Suppose a line runs through two points: P(1,2) and Q(13,8). By dividing the difference in y-coordinates by the difference in x-coordinates, one can obtain the slope of the line:

m={\frac {\Delta y}{\Delta x}}={\frac {y_{2}-y_{1}}{x_{2}-x_{1}}}={\frac {8-2}{13-1}}={\frac {6}{12}}={\frac {1}{2}}

The slope is 1/2 = 0.5.

As another example, consider a line which runs through the points (4, 15) and (3, 21). Then, the slope of the line is

m={\frac {21-15}{3-4}}={\frac {6}{-1}}=-6.

Geometry

The larger the absolute value of a slope, the steeper the line. A horizontal line has slope 0, a 45° rising line has a slope of +1, and a 45° falling line has a slope of -1. A vertical line's slope is undefined.

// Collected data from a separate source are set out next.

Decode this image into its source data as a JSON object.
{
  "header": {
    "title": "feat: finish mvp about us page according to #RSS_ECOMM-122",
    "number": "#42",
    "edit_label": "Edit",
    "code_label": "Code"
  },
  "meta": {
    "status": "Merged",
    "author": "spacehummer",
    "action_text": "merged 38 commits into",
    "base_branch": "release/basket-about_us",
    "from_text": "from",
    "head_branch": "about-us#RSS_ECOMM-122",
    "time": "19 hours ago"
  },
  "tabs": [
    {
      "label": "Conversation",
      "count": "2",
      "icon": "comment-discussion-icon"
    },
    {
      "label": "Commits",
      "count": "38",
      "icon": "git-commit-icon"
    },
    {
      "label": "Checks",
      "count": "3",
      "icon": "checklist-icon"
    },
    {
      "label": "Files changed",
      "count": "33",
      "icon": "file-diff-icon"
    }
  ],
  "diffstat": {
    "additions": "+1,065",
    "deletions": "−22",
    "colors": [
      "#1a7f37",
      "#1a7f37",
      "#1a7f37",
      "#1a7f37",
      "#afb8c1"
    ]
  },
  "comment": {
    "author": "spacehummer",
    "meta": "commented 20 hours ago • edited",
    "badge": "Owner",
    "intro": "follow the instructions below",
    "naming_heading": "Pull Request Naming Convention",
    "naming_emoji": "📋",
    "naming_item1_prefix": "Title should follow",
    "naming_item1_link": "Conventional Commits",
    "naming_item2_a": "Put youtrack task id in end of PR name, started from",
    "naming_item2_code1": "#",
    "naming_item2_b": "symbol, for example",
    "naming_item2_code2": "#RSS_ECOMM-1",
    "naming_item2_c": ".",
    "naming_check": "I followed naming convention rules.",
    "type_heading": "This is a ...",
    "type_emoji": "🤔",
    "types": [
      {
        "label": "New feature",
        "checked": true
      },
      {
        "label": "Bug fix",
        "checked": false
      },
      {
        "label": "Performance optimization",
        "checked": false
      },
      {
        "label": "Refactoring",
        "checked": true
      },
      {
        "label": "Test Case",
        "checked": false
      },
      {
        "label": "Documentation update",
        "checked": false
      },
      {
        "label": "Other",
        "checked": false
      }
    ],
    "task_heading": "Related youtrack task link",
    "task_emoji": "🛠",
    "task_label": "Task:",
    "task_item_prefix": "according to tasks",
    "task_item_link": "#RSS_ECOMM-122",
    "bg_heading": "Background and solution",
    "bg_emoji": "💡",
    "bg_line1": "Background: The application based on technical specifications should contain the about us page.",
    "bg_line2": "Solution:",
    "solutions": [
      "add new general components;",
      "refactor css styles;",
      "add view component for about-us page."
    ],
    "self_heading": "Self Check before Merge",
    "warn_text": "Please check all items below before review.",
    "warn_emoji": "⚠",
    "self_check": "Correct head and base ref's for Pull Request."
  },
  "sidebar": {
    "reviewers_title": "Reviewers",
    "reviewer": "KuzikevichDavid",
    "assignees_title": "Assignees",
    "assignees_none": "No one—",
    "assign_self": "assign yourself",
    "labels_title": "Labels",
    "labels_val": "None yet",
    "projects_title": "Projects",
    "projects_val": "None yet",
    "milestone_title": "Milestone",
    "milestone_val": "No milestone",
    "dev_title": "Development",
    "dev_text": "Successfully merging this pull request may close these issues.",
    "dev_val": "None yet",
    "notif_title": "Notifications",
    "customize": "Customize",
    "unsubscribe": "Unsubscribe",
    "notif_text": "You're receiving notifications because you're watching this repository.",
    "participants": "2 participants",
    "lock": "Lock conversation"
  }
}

The angle θ a line makes with the positive x axis is closely related to the slope m via the tangent function:

m=\tan \,\theta

and

\theta =\arctan \,m

(see trigonometry).

Two lines are parallel if and only if their slopes are equal and they are not coincident or if they both are vertical and therefore have undefined slopes. Two lines are perpendicular if and only if the product of their slopes is -1 or one has a slope of 0 (a horizontal line) and the other has an undefined slope (a vertical line).

Slope of a road, etc.

slope warning sign

There are two common ways to describe how steep a road is. One is by the angle in degrees, and the other is by the slope in a percentage. See also mountain railway. The formulae for converting a slope as a percentage into an angle in degrees and vice versa are:

{\mbox{angle}}={\frac {180}{\pi }}\arctan {\frac {\mbox{slope}}{100}},

{\mbox{slope}}=100\tan {\frac {\pi \,{\mbox{angle}}}{180}}.

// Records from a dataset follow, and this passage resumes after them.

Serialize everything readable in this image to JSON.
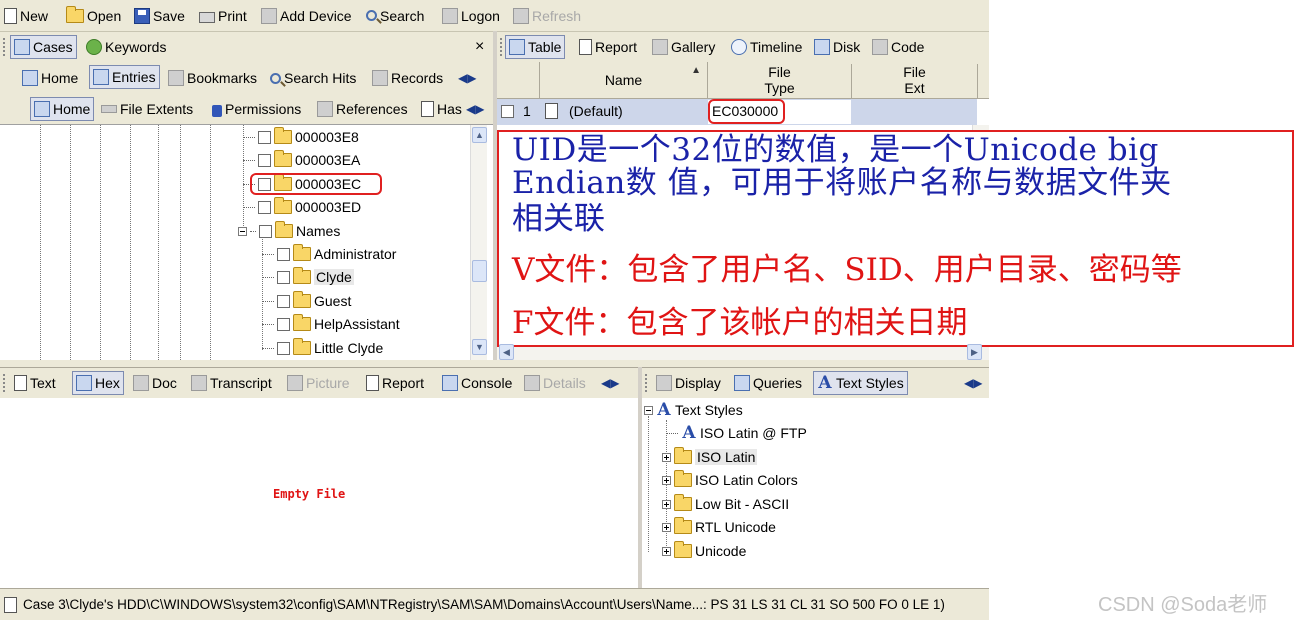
{
  "main_toolbar": {
    "new": "New",
    "open": "Open",
    "save": "Save",
    "print": "Print",
    "add_device": "Add Device",
    "search": "Search",
    "logon": "Logon",
    "refresh": "Refresh"
  },
  "left_pane": {
    "top_tabs": {
      "cases": "Cases",
      "keywords": "Keywords",
      "close": "×"
    },
    "view_tabs": {
      "home": "Home",
      "entries": "Entries",
      "bookmarks": "Bookmarks",
      "search_hits": "Search Hits",
      "records": "Records"
    },
    "sub_tabs": {
      "home": "Home",
      "file_extents": "File Extents",
      "permissions": "Permissions",
      "references": "References",
      "hash": "Has"
    },
    "tree": {
      "key_3e8": "000003E8",
      "key_3ea": "000003EA",
      "key_3ec": "000003EC",
      "key_3ed": "000003ED",
      "names": "Names",
      "administrator": "Administrator",
      "clyde": "Clyde",
      "guest": "Guest",
      "helpassistant": "HelpAssistant",
      "little_clyde": "Little Clyde"
    }
  },
  "right_pane": {
    "tabs": {
      "table": "Table",
      "report": "Report",
      "gallery": "Gallery",
      "timeline": "Timeline",
      "disk": "Disk",
      "code": "Code"
    },
    "columns": {
      "name": "Name",
      "file_type_1": "File",
      "file_type_2": "Type",
      "file_ext_1": "File",
      "file_ext_2": "Ext"
    },
    "row": {
      "index": "1",
      "name": "(Default)",
      "file_type": "EC030000"
    }
  },
  "annotation": {
    "line1": "UID是一个32位的数值，是一个Unicode big",
    "line2": "Endian数 值，可用于将账户名称与数据文件夹",
    "line3": "相关联",
    "line4": "V文件：包含了用户名、SID、用户目录、密码等",
    "line5": "F文件：包含了该帐户的相关日期",
    "colors": {
      "blue": "#1a22a8",
      "red": "#e01414"
    }
  },
  "bottom_left": {
    "tabs": {
      "text": "Text",
      "hex": "Hex",
      "doc": "Doc",
      "transcript": "Transcript",
      "picture": "Picture",
      "report": "Report",
      "console": "Console",
      "details": "Details"
    },
    "empty_message": "Empty File"
  },
  "bottom_right": {
    "tabs": {
      "display": "Display",
      "queries": "Queries",
      "text_styles": "Text Styles"
    },
    "tree": {
      "root": "Text Styles",
      "iso_latin_ftp": "ISO Latin @ FTP",
      "iso_latin": "ISO Latin",
      "iso_latin_colors": "ISO Latin Colors",
      "low_bit": "Low Bit - ASCII",
      "rtl_unicode": "RTL Unicode",
      "unicode": "Unicode"
    }
  },
  "status_bar": {
    "path": "Case 3\\Clyde's HDD\\C\\WINDOWS\\system32\\config\\SAM\\NTRegistry\\SAM\\SAM\\Domains\\Account\\Users\\Name...: PS 31  LS 31  CL 31  SO 500  FO 0  LE 1)"
  },
  "watermark": "CSDN @Soda老师"
}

For example, a 100% slope is 45°.

Algebra

If y is a linear function of x, then the coefficient of x is the slope of the line created by plotting the function. Therefore, if the equation of the line is given in the form

y=mx+b\,

then m is the slope. This form of a line's equation is called the slope-intercept form, because b can be interpreted as the y-intercept of the line, the y-coordinate where the line intersects the y-axis.

If the slope m of a line and a point (x₀, y₀) on the line are both known, then the equation of the line can be found using the point-slope formula:

y-y_{0}=m(x-x_{0})\,

For example, consider a line running through the points (2, 8) and (3, 20). This line has a slope, m, of

{\frac {(20-8)}{(3-2)}}\;=12\,

.

One can then write the line's equation, in point-slope form:

y-8=12(x-2)=12x-24\,

or:

y=12x-16\,

.

The slope of a linear equation in the general form:

Ax+By+C=0\,

is given by the formula:

{\frac {-A}{B}}\;\,

.

Calculus

The concept of a slope is central to differential calculus. For non-linear functions, the rate of change varies along the curve. The derivative of the function at a point is the slope of the line tangent to the curve at the point, and is thus equal to the rate of change of the function at that point.

If we let Δx and Δy be the distances (along the x and y axes, respectively) between two points on a curve, then the slope given by the above definition,

m={\frac {\Delta y}{\Delta x}}

,

is the slope of a secant line to the curve. For a line, the secant between any two points is the line itself, but this is not the case for any other type of curve.

For example, the slope of the secant intersecting y = x² at (0,0) and (3,9) is m = (9 - 0) / (3 - 0) = 3 (which happens to be the slope of the tangent at, and only at, x = 1.5, a consequence of the mean value theorem).

By moving the two points closer together so that Δy and Δx decrease, the secant line more closely approximates a tangent line to the curve, and as such the slope of the secant approaches that of the tangent. Using differential calculus, we can determine the limit, or the value that Δy/Δx approaches as Δy and Δx get closer to zero; it follows that this limit is the exact slope of the tangent. If y is dependent on x, then it is sufficient to take the limit where only Δx approaches zero. Therefore, the slope of the tangent is the limit of Δy/Δx as Δx approaches zero. We call this limit the derivative.